Dans son plus récent ouvrage, l’investisseur et essayiste David Baverez souligne que 2022 représente l’année du basculement d’une «économie de paix» à une «économie de guerre». Alors que les rapports de dépendance remplacent l’équilibre des forces et que le libre-échange se heurte à de nouvelles frontières, comment nos démocraties occidentales survivront-elles à cette rupture générationnelle d’une ampleur insoupçonnée?

«2022 marque la clôture du cycle de trente ans débuté en 1989 avec la chute du mur de Berlin», affirme l’expert. Tout laissait présager un nouveau monde de liberté, de suppression de barrières, d’accroissement des richesses mondiales. Or, la nouvelle donne géopolitique a plutôt entraîné l’effondrement moral des États-Unis, la faiblesse politique de l’Europe et l’émergence d’un néo-lénino-marxisme chinois…

Baverez, D., Bienvenue en économie de guerre, Paris, Novice édition, 2024, 224 pages.

À l’origine de cette économie de guerre, David Baverez note deux événements majeurs qui se sont produits en 2022. «D’un côté, la guerre déclenchée en février par la Russie en Ukraine est en réalité un conflit sino-américain qui annonce l’entrée officielle dans la “Seconde Guerre froide”. De l’autre, le XXe congrès du Parti communiste chinois en octobre marque la fin de la gestion collégiale de l’empire du Milieu, que l’ancien président Deng Xiaoping pensait avoir réussi à imposer pour l’éternité.» Conséquences : nous assistons à la «yémenisation» de l’Europe, où se joue désormais ce nouveau conflit planétaire, et au début d’un néo-lénino-marxisme qui contamine de manière inédite 20% du produit national brut (PNB) mondial.

Les quatre crises

Cette nouvelle ère émergerait sur fond de quatre autres crises : une crise énergétique de l’ampleur de celle des années 1970; une crise démocratique et sociétale, avec la montée des inégalités de richesse qui fait écho à celle des années 1930; une crise de l’endettement, dans un contexte où la dette privée et la dette publique combinées culminent à environ 300% du PNB dans les principales économies mondiales ; une crise environnementale sans précédent qui oblige le monde à penser la transition énergétique avec des rendements moindres.

Depuis longtemps, les géopolitologues et les chefs d’entreprise préfèrent s’ignorer. L’auteur plaide pour leur réconciliation sur le plan intellectuel. Il en va de notre capacité à apprendre du monde des affaires pour appréhender pleinement le concept de «guerre hybride» en nous familiarisant avec la guerre technologique, les chaînes de valeur et les gains de productivité.

S’adapter, oui, mais comment?

«L’Énergie s’impose comme l’œil du cyclone de la transition environnementale; la Sécurité se redéfinit comme le contrôle, notamment des approvisionnements; la Guerre oblige les pouvoirs publics et les décideurs économiques à évoluer d’un monde d’abondance à un monde de pénurie», écrit l’auteur.
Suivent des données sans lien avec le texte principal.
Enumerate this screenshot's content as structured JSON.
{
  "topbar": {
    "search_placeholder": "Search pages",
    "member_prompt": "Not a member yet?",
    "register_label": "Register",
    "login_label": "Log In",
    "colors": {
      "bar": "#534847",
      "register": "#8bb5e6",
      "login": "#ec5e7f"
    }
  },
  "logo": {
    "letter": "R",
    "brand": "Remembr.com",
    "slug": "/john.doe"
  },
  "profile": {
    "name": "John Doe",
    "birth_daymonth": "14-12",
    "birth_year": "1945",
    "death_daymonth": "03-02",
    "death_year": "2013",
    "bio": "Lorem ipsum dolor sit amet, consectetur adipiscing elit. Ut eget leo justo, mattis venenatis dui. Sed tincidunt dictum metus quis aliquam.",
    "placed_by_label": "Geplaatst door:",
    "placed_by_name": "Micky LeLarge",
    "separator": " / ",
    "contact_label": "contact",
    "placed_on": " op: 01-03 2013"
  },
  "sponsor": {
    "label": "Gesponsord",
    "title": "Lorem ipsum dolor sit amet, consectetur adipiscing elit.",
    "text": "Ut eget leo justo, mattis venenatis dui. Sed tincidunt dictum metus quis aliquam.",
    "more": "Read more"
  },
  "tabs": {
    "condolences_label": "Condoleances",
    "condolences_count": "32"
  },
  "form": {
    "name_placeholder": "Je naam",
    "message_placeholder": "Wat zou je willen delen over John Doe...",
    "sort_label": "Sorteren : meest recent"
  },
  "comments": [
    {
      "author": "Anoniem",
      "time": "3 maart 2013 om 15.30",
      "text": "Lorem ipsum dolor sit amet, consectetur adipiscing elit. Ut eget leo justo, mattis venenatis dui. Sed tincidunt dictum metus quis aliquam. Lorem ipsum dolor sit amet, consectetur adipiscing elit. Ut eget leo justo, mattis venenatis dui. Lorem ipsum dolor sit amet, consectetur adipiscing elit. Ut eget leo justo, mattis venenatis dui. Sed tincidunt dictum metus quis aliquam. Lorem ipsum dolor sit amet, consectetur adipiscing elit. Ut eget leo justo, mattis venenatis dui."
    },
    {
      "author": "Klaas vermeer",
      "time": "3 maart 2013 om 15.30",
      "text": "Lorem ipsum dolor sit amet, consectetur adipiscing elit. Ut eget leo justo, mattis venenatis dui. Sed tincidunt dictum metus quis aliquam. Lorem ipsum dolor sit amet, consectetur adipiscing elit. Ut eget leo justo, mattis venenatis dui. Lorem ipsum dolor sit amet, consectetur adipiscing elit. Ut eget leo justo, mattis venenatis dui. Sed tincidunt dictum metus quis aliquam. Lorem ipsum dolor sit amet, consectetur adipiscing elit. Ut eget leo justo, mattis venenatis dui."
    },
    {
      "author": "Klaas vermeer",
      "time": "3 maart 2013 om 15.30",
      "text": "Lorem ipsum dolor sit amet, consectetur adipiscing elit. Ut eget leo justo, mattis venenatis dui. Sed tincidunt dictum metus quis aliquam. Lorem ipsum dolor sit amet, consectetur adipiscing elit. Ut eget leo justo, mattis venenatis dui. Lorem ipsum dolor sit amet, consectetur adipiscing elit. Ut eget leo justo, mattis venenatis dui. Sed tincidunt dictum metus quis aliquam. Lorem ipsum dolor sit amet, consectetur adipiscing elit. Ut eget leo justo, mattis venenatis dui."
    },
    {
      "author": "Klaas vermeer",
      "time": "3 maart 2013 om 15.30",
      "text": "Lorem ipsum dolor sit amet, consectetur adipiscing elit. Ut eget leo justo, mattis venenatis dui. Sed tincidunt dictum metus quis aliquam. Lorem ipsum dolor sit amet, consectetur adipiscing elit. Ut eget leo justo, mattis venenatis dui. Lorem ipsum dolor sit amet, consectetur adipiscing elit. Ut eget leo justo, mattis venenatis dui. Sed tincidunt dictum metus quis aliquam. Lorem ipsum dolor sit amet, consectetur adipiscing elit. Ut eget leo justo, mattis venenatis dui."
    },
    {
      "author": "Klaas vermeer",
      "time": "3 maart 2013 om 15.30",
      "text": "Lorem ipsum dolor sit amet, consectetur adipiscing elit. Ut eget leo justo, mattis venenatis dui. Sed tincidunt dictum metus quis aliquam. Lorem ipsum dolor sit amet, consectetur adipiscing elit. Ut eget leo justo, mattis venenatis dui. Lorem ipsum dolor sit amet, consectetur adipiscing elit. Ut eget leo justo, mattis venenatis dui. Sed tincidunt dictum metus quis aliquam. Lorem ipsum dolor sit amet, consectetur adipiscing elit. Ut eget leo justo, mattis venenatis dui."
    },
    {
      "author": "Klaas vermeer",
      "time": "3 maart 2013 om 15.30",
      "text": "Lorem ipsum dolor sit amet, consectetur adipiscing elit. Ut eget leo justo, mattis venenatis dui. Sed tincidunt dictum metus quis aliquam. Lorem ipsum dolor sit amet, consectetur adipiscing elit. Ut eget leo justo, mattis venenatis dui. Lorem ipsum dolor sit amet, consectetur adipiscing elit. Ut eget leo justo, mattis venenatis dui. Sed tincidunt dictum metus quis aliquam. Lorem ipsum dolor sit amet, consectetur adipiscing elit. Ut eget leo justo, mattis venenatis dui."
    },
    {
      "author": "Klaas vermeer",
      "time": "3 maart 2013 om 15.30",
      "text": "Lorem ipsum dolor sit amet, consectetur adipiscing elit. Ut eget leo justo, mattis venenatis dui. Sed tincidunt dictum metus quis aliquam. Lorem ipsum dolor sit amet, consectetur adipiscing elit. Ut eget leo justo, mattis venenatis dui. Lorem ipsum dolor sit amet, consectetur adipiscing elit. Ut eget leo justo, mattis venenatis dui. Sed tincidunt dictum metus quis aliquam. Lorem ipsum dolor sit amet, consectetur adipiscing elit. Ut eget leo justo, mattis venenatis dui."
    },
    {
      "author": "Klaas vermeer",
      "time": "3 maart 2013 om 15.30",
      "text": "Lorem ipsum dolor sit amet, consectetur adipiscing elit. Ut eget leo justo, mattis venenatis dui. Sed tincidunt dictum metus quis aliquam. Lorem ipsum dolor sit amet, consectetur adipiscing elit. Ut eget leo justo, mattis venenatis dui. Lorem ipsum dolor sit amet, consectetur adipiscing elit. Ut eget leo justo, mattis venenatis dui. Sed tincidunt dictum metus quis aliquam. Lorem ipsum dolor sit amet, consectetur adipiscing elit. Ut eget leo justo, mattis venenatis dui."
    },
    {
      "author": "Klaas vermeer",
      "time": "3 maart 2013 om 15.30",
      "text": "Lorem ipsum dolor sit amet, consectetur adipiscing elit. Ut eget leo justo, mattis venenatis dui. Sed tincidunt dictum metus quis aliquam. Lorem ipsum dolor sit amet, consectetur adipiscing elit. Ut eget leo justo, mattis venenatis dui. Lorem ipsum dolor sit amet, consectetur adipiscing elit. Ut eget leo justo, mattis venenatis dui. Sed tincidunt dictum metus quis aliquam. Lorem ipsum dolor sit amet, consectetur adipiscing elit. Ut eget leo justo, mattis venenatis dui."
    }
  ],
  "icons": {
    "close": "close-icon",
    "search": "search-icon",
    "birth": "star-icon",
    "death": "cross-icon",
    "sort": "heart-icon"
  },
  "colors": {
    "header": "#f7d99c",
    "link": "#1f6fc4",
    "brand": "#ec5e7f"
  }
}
Dans ce contexte d’adaptation, la performance est à redéfinir et nous pousse à revoir la politique de prix fondée sur la prime à la sûreté – et non plus sur le rabais lié aux volumes –, à repenser la chaîne d’approvisionnement comme une véritable chaîne de valeur et à réorganiser les flux financiers pour retrouver une véritable stabilité.